Book Bytes is a lunchtime, online summer reading series celebrating the work of Saskatchewan writers of diverse genres, identities, and experience levels. Events run every Wednesday lunch hour from 12-1 pm (Saskatchewan time) beginning on July 19, 2023, via Zoom.
Please be mindful of your time zone as all times listed are Saskatchewan time. Find your time zone here: https://dateful.com/time-zone-converter
Register once for the entire series here: https://us02web.zoom.us/webinar/register/WN_P5Uarbg0RQO47T2vxqTJzg
This event will be recorded and uploaded as an unlisted video (meaning that only registered participants will be able to access the video or sent by request) available for 30 days on the SWG YouTube channel following the event.
The Guild is fortunate to have the support of our major funders who make events like this possible: Sask Lotteries in proud partnership with SaskCulture, Canada Council for the Arts and the City of Regina.
August 2, 2023:
Readings by
Spencer Mack
Simran Ramkalawan
Iryn Tushabe
Host: Sabryna McCrea
Spencer is originally from Regina but now calls Whitewood, Saskatchewan home. As a middle-year teacher, he strives to instill the love of reading in the lessons he teaches and the stories he writes. Spencer is in the early stages of his writing journey and will be sharing an excerpt of his unpublished YA, The Farm. He welcomes your feedback and hopes to connect with all of you on social media.

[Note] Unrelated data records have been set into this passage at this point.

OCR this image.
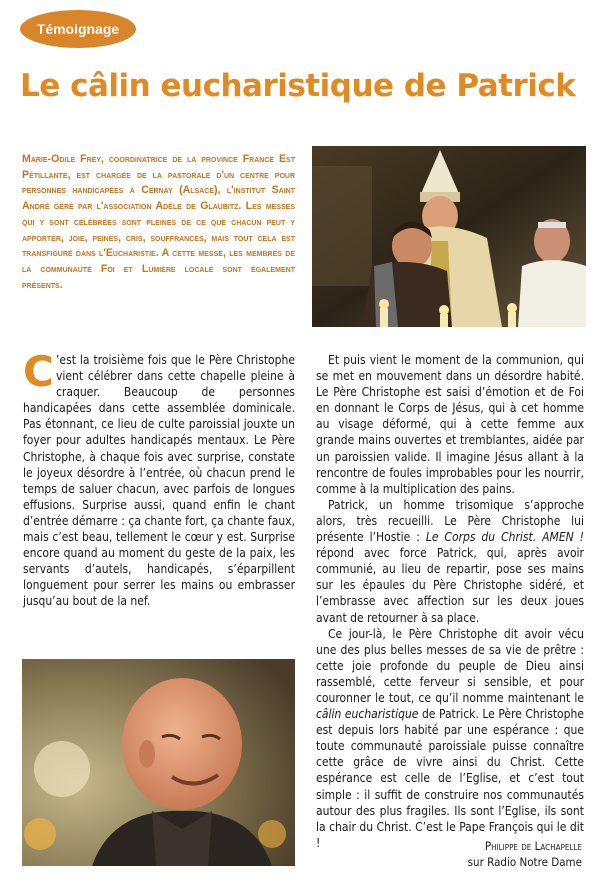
Témoignage
Le câlin eucharistique de Patrick

Marie-Odile Frey, coordinatrice de la province France Est Pétillante, est chargée de la pastorale d'un centre pour personnes handicapées à Cernay (Alsace), l'institut Saint André géré par l'association Adèle de Glaubitz. Les messes qui y sont célébrées sont pleines de ce que chacun peut y apporter, joie, peines, cris, souffrances, mais tout cela est transfiguré dans l'Eucharistie. A cette messe, les membres de la communauté Foi et Lumière locale sont également présents.

C ’est la troisième fois que le Père Christophe vient célébrer dans cette chapelle pleine à craquer. Beaucoup de personnes handicapées dans cette assemblée dominicale. Pas étonnant, ce lieu de culte paroissial jouxte un foyer pour adultes handicapés mentaux. Le Père Christophe, à chaque fois avec surprise, constate le joyeux désordre à l’entrée, où chacun prend le temps de saluer chacun, avec parfois de longues effusions. Surprise aussi, quand enfin le chant d’entrée démarre : ça chante fort, ça chante faux, mais c’est beau, tellement le cœur y est. Surprise encore quand au moment du geste de la paix, les servants d’autels, handicapés, s’éparpillent longuement pour serrer les mains ou embrasser jusqu’au bout de la nef.

Et puis vient le moment de la communion, qui se met en mouvement dans un désordre habité. Le Père Christophe est saisi d’émotion et de Foi en donnant le Corps de Jésus, qui à cet homme au visage déformé, qui à cette femme aux grande mains ouvertes et tremblantes, aidée par un paroissien valide. Il imagine Jésus allant à la rencontre de foules improbables pour les nourrir, comme à la multiplication des pains.

Patrick, un homme trisomique s’approche alors, très recueilli. Le Père Christophe lui présente l’Hostie : Le Corps du Christ. AMEN ! répond avec force Patrick, qui, après avoir communié, au lieu de repartir, pose ses mains sur les épaules du Père Christophe sidéré, et l’embrasse avec affection sur les deux joues avant de retourner à sa place.

Ce jour-là, le Père Christophe dit avoir vécu une des plus belles messes de sa vie de prêtre : cette joie profonde du peuple de Dieu ainsi rassemblé, cette ferveur si sensible, et pour couronner le tout, ce qu’il nomme maintenant le câlin eucharistique de Patrick. Le Père Christophe est depuis lors habité par une espérance : que toute communauté paroissiale puisse connaître cette grâce de vivre ainsi du Christ. Cette espérance est celle de l’Eglise, et c’est tout simple : il suffit de construire nos communautés autour des plus fragiles. Ils sont l’Eglise, ils sont la chair du Christ. C’est le Pape François qui le dit !	Philippe de Lachapelle
sur Radio Notre Dame
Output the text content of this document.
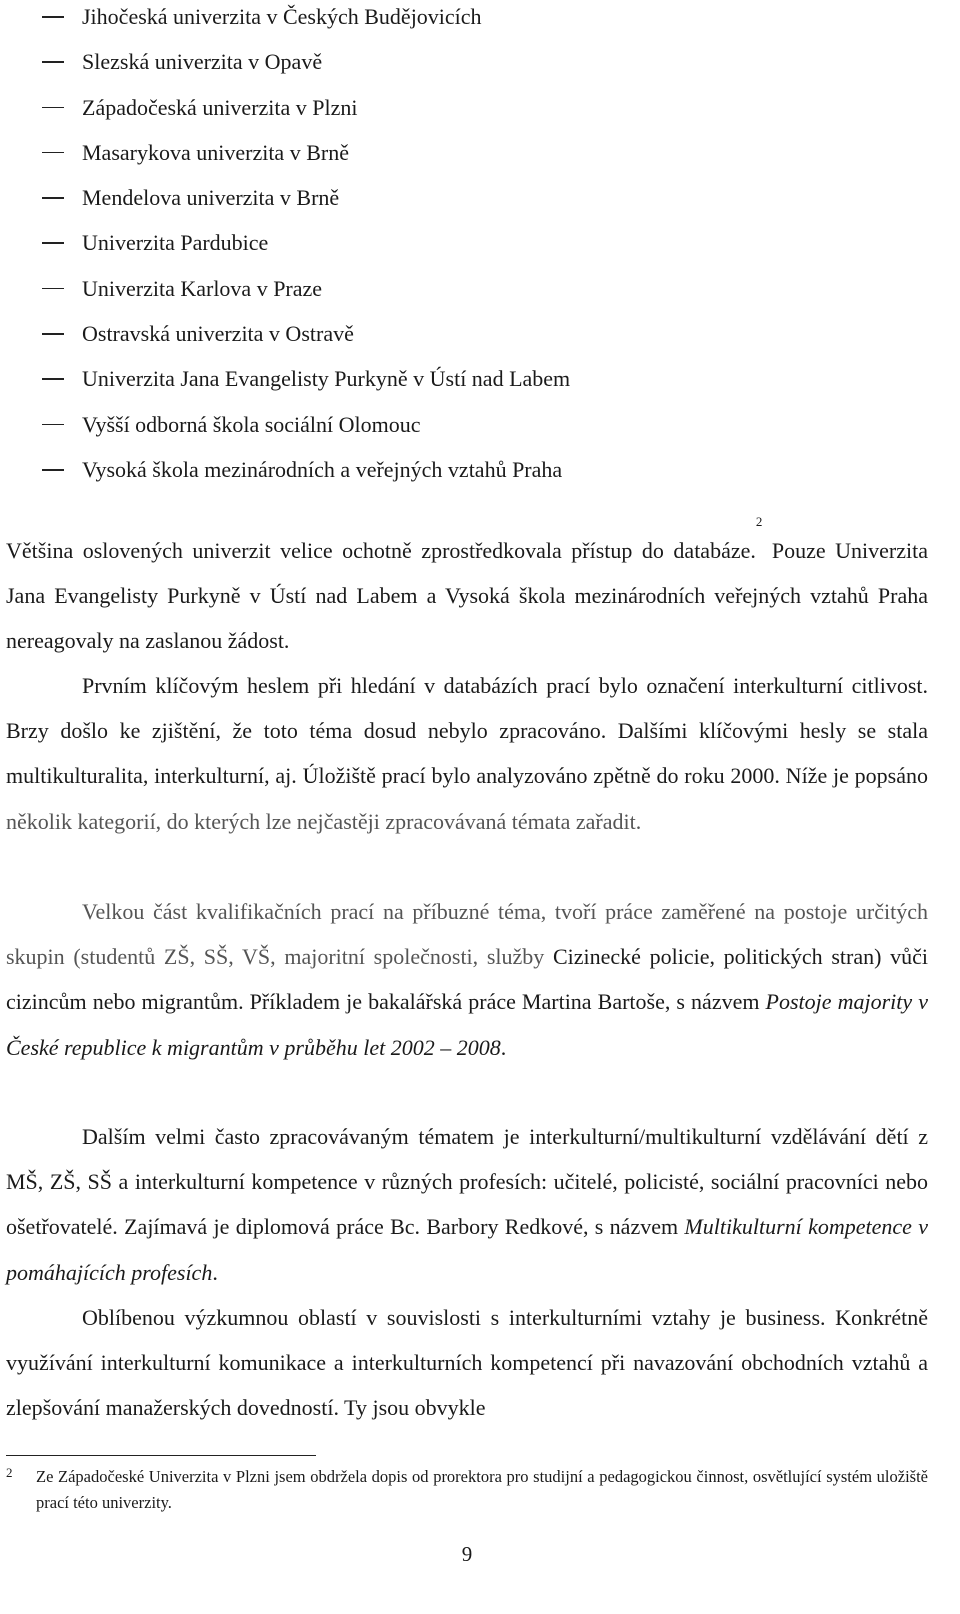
Jihočeská univerzita v Českých Budějovicích
Slezská univerzita v Opavě
Západočeská univerzita v Plzni
Masarykova univerzita v Brně
Mendelova univerzita v Brně
Univerzita Pardubice
Univerzita Karlova v Praze
Ostravská univerzita v Ostravě
Univerzita Jana Evangelisty Purkyně v Ústí nad Labem
Vyšší odborná škola sociální Olomouc
Vysoká škola mezinárodních a veřejných vztahů Praha

Většina oslovených univerzit velice ochotně zprostředkovala přístup do databáze.$^2$ Pouze Univerzita Jana Evangelisty Purkyně v Ústí nad Labem a Vysoká škola mezinárodních veřejných vztahů Praha nereagovaly na zaslanou žádost.

Prvním klíčovým heslem při hledání v databázích prací bylo označení interkulturní citlivost. Brzy došlo ke zjištění, že toto téma dosud nebylo zpracováno. Dalšími klíčovými hesly se stala multikulturalita, interkulturní, aj. Úložiště prací bylo analyzováno zpětně do roku 2000. Níže je popsáno několik kategorií, do kterých lze nejčastěji zpracovávaná témata zařadit.

Velkou část kvalifikačních prací na příbuzné téma, tvoří práce zaměřené na postoje určitých skupin (studentů ZŠ, SŠ, VŠ, majoritní společnosti, služby Cizinecké policie, politických stran) vůči cizincům nebo migrantům. Příkladem je bakalářská práce Martina Bartoše, s názvem Postoje majority v České republice k migrantům v průběhu let 2002 – 2008.

Dalším velmi často zpracovávaným tématem je interkulturní/multikulturní vzdělávání dětí z MŠ, ZŠ, SŠ a interkulturní kompetence v různých profesích: učitelé, policisté, sociální pracovníci nebo ošetřovatelé. Zajímavá je diplomová práce Bc. Barbory Redkové, s názvem Multikulturní kompetence v pomáhajících profesích.

Oblíbenou výzkumnou oblastí v souvislosti s interkulturními vztahy je business. Konkrétně využívání interkulturní komunikace a interkulturních kompetencí při navazování obchodních vztahů a zlepšování manažerských dovedností. Ty jsou obvykle

2 Ze Západočeské Univerzita v Plzni jsem obdržela dopis od prorektora pro studijní a pedagogickou činnost, osvětlující systém uložiště prací této univerzity.
9
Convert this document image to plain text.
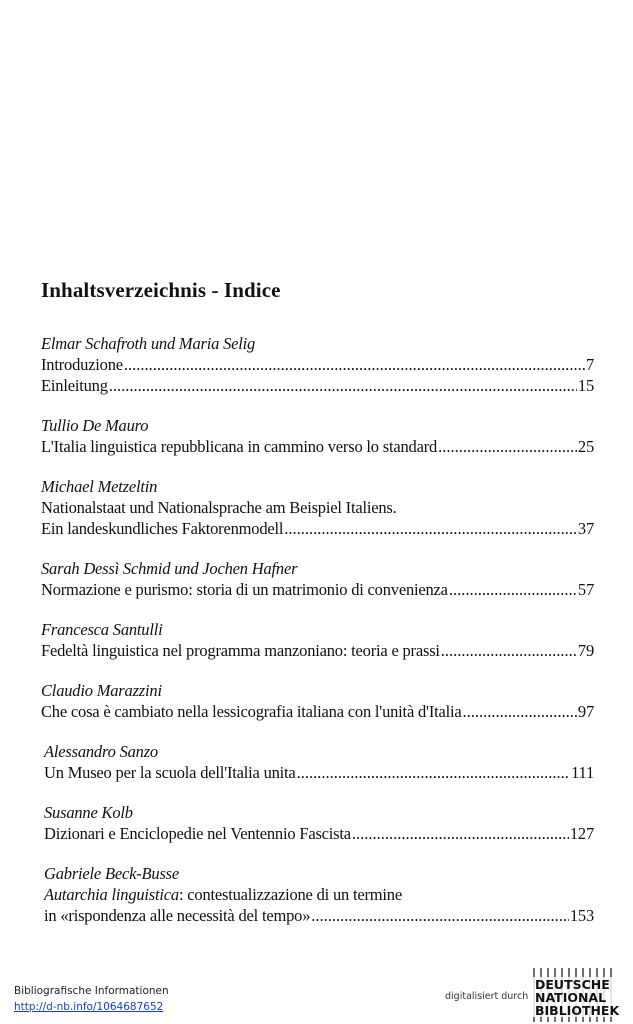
Inhaltsverzeichnis - Indice
Elmar Schafroth und Maria Selig
Introduzione .....	7
Einleitung .....	15
Tullio De Mauro
L'Italia linguistica repubblicana in cammino verso lo standard .....	25
Michael Metzeltin
Nationalstaat und Nationalsprache am Beispiel Italiens.
Ein landeskundliches Faktorenmodell .....	37
Sarah Dessì Schmid und Jochen Hafner
Normazione e purismo: storia di un matrimonio di convenienza .....	57
Francesca Santulli
Fedeltà linguistica nel programma manzoniano: teoria e prassi .....	79
Claudio Marazzini
Che cosa è cambiato nella lessicografia italiana con l'unità d'Italia .....	97
Alessandro Sanzo
Un Museo per la scuola dell'Italia unita .....	111
Susanne Kolb
Dizionari e Enciclopedie nel Ventennio Fascista .....	127
Gabriele Beck-Busse
Autarchia linguistica: contestualizzazione di un termine
in «rispondenza alle necessità del tempo» .....	153
Bibliografische Informationen
http://d-nb.info/1064687652
digitalisiert durch
DEUTSCHE
NATIONAL
BIBLIOTHEK
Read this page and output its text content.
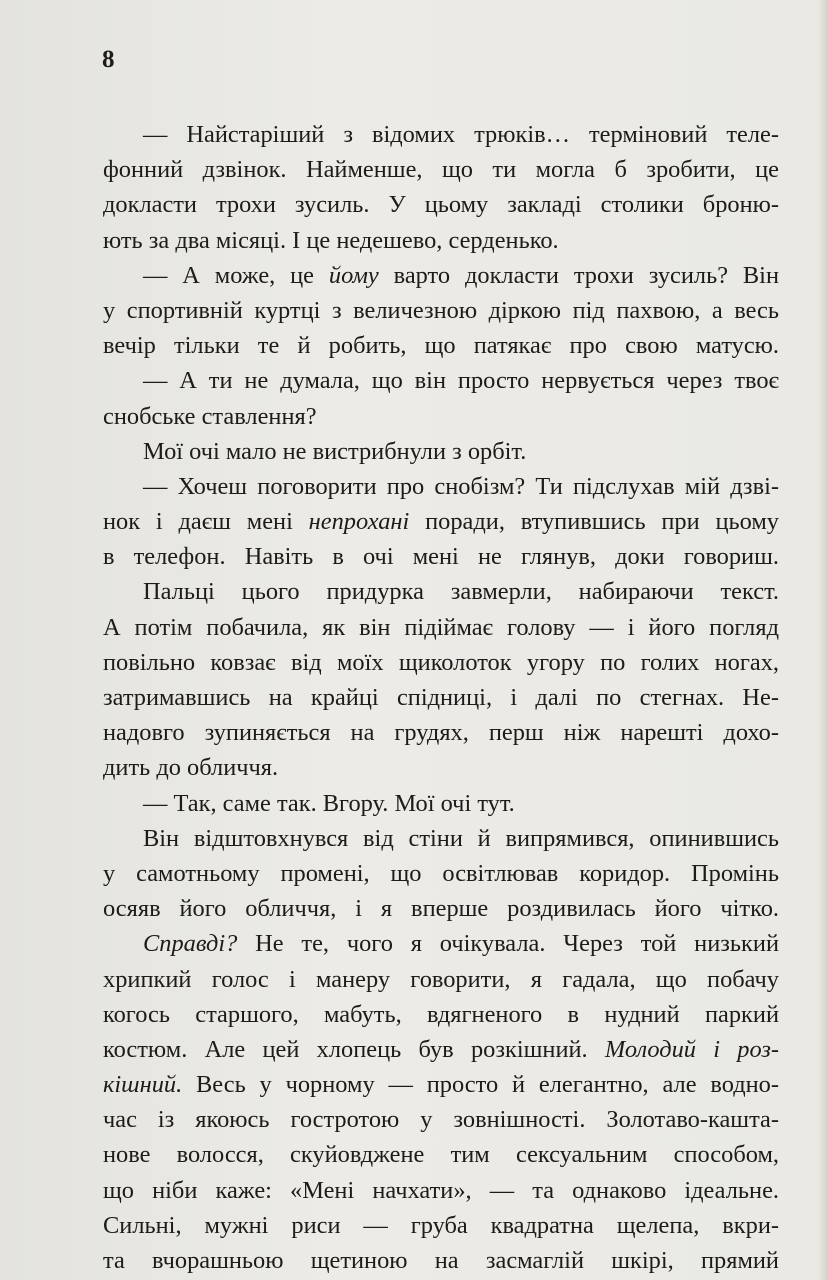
8
— Найстаріший з відомих трюків… терміновий теле-
фонний дзвінок. Найменше, що ти могла б зробити, це
докласти трохи зусиль. У цьому закладі столики броню-
ють за два місяці. І це недешево, серденько.
— А може, це йому варто докласти трохи зусиль? Він
у спортивній куртці з величезною діркою під пахвою, а весь
вечір тільки те й робить, що патякає про свою матусю.
— А ти не думала, що він просто нервується через твоє
снобське ставлення?
Мої очі мало не вистрибнули з орбіт.
— Хочеш поговорити про снобізм? Ти підслухав мій дзві-
нок і даєш мені непрохані поради, втупившись при цьому
в телефон. Навіть в очі мені не глянув, доки говориш.
Пальці цього придурка завмерли, набираючи текст.
А потім побачила, як він підіймає голову — і його погляд
повільно ковзає від моїх щиколоток угору по голих ногах,
затримавшись на крайці спідниці, і далі по стегнах. Не-
надовго зупиняється на грудях, перш ніж нарешті дохо-
дить до обличчя.
— Так, саме так. Вгору. Мої очі тут.
Він відштовхнувся від стіни й випрямився, опинившись
у самотньому промені, що освітлював коридор. Промінь
осяяв його обличчя, і я вперше роздивилась його чітко.
Справді? Не те, чого я очікувала. Через той низький
хрипкий голос і манеру говорити, я гадала, що побачу
когось старшого, мабуть, вдягненого в нудний паркий
костюм. Але цей хлопець був розкішний. Молодий і роз-
кішний. Весь у чорному — просто й елегантно, але водно-
час із якоюсь гостротою у зовнішності. Золотаво-кашта-
нове волосся, скуйовджене тим сексуальним способом,
що ніби каже: «Мені начхати», — та однаково ідеальне.
Сильні, мужні риси — груба квадратна щелепа, вкри-
та вчорашньою щетиною на засмаглій шкірі, прямий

My name is Simran Ramkalawan and I’m from a small island in the Caribbean, Trinidad and Tobago. All my life I’ve been in love with reading and at the age of eleven I wrote my very first poem and knew poetry was my calling. I moved to Saskatoon last summer and since then I’ve had my poetry published in the Windscript magazine. As much as I love writing, my dream job lies within journalism and political science; but in my heart I will always and forever be a poet.
Iryn Tushabe is a Ugandan-Canadian writer and independent journalist. Her creative nonfiction has appeared in Briarpatch Magazine, Adda, Prairies North, The Walrus, on CBC Saskatchewan, and is forthcoming this spring in the trace press anthology river in an ocean: essays on translation. Her short fiction has been published in Grain Magazine, the Carter V. Cooper Short Fiction Anthology Series, and has been included in the Journey Prize Stories (volumes 30 and 33.) A 2023 winner of the Writers’ Trust McClelland & Stewart Journey Prize, she’s currently querying publishers for her debut novel, which is set in contemporary rural and urban Uganda.
Sabryna McCrea graduated from the U of S in 2022 with a B.Sc. in Anatomy and Cell Biology and currently works as a research assistant/coordinator in gynecologic oncology. Sabryna has always balanced her interest in science with a passion for art. She enjoys music, drawing, and fibre arts. Sabryna’s mother is a writer, so although she is not much of a writer herself, Sabryna loves to read poetry and short stories.